In a landmark 1976 ruling the New Jersey Supreme Court permitted the removal of Ms. Quinlan’s life support, citing the irreversible nature of her vegetative state. As the court opined, based on testimony given by Dr. Fred Plum, Ms. Quinlan had forever –and irretrievably–lost the possibility of returning to a “cognitive sapient state.” The irreversible nature of her injury, and its futility, became the ethical and legal justification for the removal of her ventilator. This case, in turn, launched the era of patients’ rights at life’s end.
This right-to-die was further codified in other cases involving the vegetative state, including Nancy Beth Cruzan and Schiavo, both young women in the permanent vegetative state. In Cruzan v. Director in 1990, the U.S. Supreme Court recognized the constitutional right of a competent person to refuse life-sustaining therapy, equated artificial nutrition and hydration with other life-sustaining therapies, and ruled that each state could set evidentiary standards for the withdrawal of these therapies. Cruzan also led to the increased use of advance directives. Justice Sandra Day O’Connor’s decision was the inspiration for the Patient Self-Determination Act, which was signed into law on December 1, 1991. With the passage of the PSDA, which requires many hospitals and other health care providers to inform patients of their rights under state laws governing advance directives, advance directives gained a central role in efforts to improve end-of-life care in the 1990’s.
The advent of new brain states like MCS and their potential treatment have upset many of the presumptions that gave rise to modern bioethics and the right to die.
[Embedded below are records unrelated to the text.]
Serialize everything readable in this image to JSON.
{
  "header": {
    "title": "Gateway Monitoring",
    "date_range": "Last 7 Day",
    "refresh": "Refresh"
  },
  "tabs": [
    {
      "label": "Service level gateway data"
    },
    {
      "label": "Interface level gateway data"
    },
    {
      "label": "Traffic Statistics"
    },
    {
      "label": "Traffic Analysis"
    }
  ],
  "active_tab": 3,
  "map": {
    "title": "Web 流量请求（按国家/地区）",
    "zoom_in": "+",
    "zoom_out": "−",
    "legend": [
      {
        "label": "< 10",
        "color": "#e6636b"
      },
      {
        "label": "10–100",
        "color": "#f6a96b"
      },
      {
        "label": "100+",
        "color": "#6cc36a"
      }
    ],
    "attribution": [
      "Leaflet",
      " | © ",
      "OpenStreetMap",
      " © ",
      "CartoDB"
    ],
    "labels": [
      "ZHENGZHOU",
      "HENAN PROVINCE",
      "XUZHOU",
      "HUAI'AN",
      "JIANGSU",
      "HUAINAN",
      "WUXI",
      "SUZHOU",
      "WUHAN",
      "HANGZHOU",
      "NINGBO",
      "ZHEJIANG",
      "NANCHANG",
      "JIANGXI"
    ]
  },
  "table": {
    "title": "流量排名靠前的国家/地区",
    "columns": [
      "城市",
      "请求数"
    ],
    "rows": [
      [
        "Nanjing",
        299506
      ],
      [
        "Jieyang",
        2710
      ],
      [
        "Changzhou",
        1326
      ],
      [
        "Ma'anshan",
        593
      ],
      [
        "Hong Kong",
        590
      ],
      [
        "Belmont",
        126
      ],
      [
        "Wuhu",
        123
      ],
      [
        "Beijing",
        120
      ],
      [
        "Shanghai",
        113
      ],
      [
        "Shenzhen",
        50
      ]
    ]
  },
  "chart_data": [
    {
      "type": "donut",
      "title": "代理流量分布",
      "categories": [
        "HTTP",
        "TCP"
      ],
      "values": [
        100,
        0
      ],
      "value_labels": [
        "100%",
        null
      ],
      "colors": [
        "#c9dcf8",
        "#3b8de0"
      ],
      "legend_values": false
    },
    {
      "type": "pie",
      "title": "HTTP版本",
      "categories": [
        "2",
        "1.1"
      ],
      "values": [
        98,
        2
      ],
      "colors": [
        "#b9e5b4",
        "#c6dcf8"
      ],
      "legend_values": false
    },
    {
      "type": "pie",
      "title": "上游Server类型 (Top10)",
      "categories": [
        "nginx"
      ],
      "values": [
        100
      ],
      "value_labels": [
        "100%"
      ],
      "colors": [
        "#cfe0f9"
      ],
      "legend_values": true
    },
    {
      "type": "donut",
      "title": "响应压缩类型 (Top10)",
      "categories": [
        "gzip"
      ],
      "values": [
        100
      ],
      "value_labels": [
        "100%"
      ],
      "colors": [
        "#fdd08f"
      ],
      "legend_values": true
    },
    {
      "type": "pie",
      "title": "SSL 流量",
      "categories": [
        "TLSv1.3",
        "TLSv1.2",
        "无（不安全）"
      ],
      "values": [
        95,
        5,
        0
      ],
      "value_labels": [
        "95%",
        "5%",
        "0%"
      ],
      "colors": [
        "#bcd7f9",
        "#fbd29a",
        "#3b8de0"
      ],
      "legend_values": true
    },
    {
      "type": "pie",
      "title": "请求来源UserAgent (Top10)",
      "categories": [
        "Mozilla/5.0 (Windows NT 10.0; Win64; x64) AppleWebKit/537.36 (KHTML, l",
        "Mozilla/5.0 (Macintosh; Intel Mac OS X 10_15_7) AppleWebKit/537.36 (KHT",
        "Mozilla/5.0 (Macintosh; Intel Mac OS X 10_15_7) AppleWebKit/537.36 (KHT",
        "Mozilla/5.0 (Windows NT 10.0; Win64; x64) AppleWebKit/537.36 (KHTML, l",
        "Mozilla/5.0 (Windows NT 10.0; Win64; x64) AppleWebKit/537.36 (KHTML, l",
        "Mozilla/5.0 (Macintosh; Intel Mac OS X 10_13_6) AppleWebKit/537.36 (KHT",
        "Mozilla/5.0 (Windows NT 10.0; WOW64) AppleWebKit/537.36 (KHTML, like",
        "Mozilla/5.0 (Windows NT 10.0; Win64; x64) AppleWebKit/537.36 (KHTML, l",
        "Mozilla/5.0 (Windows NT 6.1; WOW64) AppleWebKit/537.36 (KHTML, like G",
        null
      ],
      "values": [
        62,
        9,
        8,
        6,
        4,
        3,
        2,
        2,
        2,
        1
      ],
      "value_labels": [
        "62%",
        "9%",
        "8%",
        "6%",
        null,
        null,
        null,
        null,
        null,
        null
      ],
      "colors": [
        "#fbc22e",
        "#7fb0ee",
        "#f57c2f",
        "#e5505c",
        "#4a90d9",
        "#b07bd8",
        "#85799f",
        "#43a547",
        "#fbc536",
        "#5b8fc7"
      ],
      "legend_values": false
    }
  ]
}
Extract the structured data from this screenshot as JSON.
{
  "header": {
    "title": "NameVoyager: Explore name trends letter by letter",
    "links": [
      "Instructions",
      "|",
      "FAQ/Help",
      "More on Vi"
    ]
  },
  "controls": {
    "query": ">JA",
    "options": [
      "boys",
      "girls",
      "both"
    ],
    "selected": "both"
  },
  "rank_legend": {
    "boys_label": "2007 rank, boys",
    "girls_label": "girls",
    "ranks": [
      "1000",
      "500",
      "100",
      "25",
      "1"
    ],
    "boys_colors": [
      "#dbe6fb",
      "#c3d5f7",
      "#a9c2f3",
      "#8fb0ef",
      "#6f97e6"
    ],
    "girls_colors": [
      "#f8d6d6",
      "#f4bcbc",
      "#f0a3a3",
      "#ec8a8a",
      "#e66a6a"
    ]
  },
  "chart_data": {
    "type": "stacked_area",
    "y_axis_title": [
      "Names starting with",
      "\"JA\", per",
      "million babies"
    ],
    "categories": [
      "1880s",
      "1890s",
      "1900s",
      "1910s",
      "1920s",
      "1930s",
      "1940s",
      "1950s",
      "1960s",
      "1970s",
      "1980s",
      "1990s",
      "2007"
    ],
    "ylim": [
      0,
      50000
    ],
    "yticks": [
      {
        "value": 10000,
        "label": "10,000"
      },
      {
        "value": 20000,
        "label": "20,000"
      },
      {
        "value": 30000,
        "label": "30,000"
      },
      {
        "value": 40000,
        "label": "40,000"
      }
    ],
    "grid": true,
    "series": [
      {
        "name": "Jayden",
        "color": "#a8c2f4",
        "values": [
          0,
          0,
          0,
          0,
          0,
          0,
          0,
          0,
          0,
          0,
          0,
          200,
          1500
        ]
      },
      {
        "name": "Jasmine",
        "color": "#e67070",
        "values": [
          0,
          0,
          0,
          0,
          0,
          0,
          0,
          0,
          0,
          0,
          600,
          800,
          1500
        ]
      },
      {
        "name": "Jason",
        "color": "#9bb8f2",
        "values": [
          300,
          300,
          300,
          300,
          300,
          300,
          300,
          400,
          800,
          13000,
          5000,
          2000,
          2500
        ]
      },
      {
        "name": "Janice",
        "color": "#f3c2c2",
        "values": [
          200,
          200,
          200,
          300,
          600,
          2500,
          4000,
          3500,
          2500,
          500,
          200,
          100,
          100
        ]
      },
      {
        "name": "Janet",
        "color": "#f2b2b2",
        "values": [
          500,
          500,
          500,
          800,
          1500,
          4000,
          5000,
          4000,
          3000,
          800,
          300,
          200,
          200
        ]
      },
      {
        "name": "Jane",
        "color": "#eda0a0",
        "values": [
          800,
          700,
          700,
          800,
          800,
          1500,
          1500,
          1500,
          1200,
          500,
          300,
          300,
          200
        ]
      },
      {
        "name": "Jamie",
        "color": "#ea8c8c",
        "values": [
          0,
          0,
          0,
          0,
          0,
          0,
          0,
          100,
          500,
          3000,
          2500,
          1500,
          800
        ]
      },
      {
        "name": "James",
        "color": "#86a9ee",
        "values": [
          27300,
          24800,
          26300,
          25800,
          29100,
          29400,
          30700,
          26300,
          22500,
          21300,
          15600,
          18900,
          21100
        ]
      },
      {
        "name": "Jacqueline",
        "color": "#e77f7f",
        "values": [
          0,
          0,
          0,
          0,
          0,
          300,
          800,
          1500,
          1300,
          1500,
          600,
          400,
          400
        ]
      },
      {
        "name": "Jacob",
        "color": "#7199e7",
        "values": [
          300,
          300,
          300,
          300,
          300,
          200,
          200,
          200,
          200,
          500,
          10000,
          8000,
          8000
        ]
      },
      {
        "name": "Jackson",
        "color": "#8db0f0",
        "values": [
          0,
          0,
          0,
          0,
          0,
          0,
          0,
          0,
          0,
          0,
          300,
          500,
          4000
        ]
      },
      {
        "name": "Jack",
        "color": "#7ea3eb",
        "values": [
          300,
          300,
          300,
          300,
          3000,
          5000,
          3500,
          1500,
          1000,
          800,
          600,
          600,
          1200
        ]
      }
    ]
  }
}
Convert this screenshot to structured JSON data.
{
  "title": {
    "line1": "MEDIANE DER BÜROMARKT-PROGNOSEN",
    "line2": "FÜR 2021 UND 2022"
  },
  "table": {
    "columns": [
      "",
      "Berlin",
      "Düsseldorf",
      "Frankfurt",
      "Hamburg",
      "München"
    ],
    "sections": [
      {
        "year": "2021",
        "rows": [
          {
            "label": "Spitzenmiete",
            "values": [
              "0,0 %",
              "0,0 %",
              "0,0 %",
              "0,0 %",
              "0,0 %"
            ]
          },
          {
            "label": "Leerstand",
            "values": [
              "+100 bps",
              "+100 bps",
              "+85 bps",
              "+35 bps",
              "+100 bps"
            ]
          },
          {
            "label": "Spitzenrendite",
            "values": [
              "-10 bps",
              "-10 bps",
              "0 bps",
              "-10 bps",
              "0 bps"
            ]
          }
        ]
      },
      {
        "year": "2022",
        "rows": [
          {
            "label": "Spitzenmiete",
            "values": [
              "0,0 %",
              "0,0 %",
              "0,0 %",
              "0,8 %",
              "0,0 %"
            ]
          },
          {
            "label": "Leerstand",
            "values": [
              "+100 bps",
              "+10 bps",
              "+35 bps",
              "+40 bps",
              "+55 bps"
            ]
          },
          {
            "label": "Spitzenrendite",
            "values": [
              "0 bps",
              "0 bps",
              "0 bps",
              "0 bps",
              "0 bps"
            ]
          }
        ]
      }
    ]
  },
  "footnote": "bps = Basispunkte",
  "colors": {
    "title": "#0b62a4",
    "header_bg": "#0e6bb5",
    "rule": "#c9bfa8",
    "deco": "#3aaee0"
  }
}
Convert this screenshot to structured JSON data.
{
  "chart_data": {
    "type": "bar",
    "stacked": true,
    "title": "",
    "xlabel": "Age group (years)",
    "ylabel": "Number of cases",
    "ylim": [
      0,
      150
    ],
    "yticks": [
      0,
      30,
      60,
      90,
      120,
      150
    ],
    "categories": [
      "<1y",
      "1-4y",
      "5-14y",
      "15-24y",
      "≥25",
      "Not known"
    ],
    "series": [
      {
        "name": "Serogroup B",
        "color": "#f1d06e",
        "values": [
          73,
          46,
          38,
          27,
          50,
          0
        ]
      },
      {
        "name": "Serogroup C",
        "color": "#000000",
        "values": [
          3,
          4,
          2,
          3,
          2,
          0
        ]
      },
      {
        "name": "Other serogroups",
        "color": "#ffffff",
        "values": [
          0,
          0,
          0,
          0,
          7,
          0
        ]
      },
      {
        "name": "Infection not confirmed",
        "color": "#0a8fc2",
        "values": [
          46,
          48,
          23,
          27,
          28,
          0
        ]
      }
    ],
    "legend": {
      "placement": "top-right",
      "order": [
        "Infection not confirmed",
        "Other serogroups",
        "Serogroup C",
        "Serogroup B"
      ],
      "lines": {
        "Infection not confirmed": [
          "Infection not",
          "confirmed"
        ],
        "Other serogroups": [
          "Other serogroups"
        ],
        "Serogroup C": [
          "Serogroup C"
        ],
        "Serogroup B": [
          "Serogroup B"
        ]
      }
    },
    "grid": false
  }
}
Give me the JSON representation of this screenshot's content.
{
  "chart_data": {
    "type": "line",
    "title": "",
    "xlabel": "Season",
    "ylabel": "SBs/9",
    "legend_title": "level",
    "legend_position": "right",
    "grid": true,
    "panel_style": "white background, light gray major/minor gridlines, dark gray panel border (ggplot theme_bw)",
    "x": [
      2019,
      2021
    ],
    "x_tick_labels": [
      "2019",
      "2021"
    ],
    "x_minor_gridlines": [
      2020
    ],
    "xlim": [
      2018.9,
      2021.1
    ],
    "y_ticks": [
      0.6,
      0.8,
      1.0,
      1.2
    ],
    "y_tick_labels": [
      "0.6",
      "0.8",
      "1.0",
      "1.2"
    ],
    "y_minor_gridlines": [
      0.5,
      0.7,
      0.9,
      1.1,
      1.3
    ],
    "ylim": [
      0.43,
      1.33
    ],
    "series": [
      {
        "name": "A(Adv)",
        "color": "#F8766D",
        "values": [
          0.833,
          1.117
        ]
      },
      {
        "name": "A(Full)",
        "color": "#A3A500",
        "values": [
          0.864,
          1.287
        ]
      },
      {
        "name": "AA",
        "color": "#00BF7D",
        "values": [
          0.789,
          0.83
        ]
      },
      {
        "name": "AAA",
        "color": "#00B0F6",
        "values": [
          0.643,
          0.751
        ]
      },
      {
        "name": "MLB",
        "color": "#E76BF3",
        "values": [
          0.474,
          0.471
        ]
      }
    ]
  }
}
Where it was once presumed that severe brain injury was invariably as dire as the vegetative state, we now know that prognostic outcomes can be variable. Therefore, it is increasingly inappropriate to view brain injured patients as untreatable.
To pursue therapeutic possibilities without engendering false hope, it is critically important to diagnose brain states as precisely as possible in order to balance burdens and benefits. As I wrote in the journal Supportive & Palliative Care, clinicians and policymakers need to preserve the right to die, but also to affirm the right to care for those who might be helped. (See Resources.) The purpose of this ethical imperative is to carefully distinguish the vegetative from minimally conscious states, and avoid the diagnostic shortfalls that stem from clinical ignorance or ideological intent.
There is an irony in that the establishment of the right to die, the futility of the permanent vegetative state was over-generalized to other patients with disorders of consciousness who retained the possibility for additional recovery. Sadly, after receiving brilliant acute medical care that saved their lives, many of these patients become victims of therapeutic nihilism, marginalized in chronic care, misdiagnosed, and abandoned. What is at stake is that conscious individuals, dependent upon the care and concern of others, end up in chronic care, segregated from their families and their communities. As neuroscience develops the capacity to identify patients with cognitive motor dissociation – who show of consciousness on brain imaging but not in their behavior – and restore functional communication using neuroprosthetics, drugs, and rehabilitation, neuroethics should advance the human rights of individuals too long relegated to the margins.
Joseph J. Fins, MD, MACP, is The E. William Davis, Jr., MD Professor of Medical Ethics and Professor of Medicine and Chief of Medical Ethics at Weill Cornell Medical College; codirector of the Consortium for Advanced Study of Brain Injury at Weill Cornell Medicine and Rockefeller University; Solomon Center Distinguished Scholar in Medicine, Bioethics and Law at Yale Law School; and a Hastings Center Fellow.